S3: Neural Shape, Skeleton, and Skinning Fields for 3D Human Modeling
This addresses the need for scalable human modeling in applications like virtual reality and robotics simulation, offering a method that handles diverse shapes and poses without relying on parametric models.
The paper tackles the problem of automatically reconstructing and animating 3D humans from real-world data by representing shape, pose, and skinning weights as neural implicit functions, and it demonstrates that this approach outperforms existing state-of-the-art methods in reconstructions and enables animation from a single RGB image.

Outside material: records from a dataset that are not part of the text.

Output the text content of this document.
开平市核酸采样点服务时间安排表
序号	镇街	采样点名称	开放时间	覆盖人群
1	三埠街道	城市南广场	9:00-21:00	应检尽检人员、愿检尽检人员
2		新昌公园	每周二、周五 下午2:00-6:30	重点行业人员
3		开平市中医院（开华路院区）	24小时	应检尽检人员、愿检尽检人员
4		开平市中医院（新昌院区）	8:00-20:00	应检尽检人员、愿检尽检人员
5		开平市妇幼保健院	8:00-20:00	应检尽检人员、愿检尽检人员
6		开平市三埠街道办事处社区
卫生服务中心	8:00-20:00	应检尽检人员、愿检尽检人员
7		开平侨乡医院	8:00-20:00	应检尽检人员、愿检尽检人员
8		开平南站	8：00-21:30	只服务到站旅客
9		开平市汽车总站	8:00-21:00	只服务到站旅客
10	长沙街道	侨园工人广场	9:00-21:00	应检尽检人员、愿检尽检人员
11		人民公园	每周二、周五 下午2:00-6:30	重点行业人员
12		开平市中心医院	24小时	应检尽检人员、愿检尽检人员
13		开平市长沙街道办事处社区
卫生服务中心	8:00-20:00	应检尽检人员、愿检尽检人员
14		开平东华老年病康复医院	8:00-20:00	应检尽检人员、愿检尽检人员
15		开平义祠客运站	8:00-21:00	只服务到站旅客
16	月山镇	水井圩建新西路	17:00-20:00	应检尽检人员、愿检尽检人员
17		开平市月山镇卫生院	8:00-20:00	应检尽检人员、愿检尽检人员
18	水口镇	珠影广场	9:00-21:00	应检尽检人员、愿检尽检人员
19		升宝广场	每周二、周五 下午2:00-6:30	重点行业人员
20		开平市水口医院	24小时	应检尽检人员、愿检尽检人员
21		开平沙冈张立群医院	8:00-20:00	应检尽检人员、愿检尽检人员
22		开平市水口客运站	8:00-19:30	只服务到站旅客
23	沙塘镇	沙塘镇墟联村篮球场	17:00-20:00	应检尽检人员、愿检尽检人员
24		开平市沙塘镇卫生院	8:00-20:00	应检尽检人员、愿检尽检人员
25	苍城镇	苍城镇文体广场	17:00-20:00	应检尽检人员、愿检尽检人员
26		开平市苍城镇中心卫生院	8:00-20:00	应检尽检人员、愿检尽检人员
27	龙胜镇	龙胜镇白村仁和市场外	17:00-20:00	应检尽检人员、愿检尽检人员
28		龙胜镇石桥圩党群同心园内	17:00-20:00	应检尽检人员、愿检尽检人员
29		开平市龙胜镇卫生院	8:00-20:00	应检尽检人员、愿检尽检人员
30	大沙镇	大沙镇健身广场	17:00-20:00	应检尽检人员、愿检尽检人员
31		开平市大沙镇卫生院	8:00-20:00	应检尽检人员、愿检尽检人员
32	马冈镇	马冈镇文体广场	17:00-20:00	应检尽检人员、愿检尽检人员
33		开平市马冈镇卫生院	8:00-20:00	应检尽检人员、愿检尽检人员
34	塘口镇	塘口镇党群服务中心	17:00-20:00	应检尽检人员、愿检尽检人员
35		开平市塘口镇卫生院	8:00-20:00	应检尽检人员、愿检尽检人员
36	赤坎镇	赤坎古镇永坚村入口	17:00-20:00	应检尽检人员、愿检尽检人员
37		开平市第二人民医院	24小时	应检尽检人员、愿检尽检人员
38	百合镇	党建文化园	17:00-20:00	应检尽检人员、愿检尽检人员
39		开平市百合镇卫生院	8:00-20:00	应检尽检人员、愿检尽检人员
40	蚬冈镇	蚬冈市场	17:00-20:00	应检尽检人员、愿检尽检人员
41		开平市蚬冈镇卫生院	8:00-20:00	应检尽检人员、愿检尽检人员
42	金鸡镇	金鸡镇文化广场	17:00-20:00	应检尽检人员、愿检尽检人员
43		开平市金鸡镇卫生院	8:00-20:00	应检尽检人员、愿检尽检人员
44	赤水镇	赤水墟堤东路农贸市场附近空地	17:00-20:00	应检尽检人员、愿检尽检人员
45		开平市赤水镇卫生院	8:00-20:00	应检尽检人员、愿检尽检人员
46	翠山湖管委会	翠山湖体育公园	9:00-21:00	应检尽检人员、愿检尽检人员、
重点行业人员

Constructing and animating humans is an important component for building virtual worlds in a wide variety of applications such as virtual reality or robotics testing in simulation. As there are exponentially many variations of humans with different shape, pose and clothing, it is critical to develop methods that can automatically reconstruct and animate humans at scale from real world data. Towards this goal, we represent the pedestrian's shape, pose and skinning weights as neural implicit functions that are directly learned from data. This representation enables us to handle a wide variety of different pedestrian shapes and poses without explicitly fitting a human parametric body model, allowing us to handle a wider range of human geometries and topologies. We demonstrate the effectiveness of our approach on various datasets and show that our reconstructions outperform existing state-of-the-art methods. Furthermore, our re-animation experiments show that we can generate 3D human animations at scale from a single RGB image (and/or an optional LiDAR sweep) as input.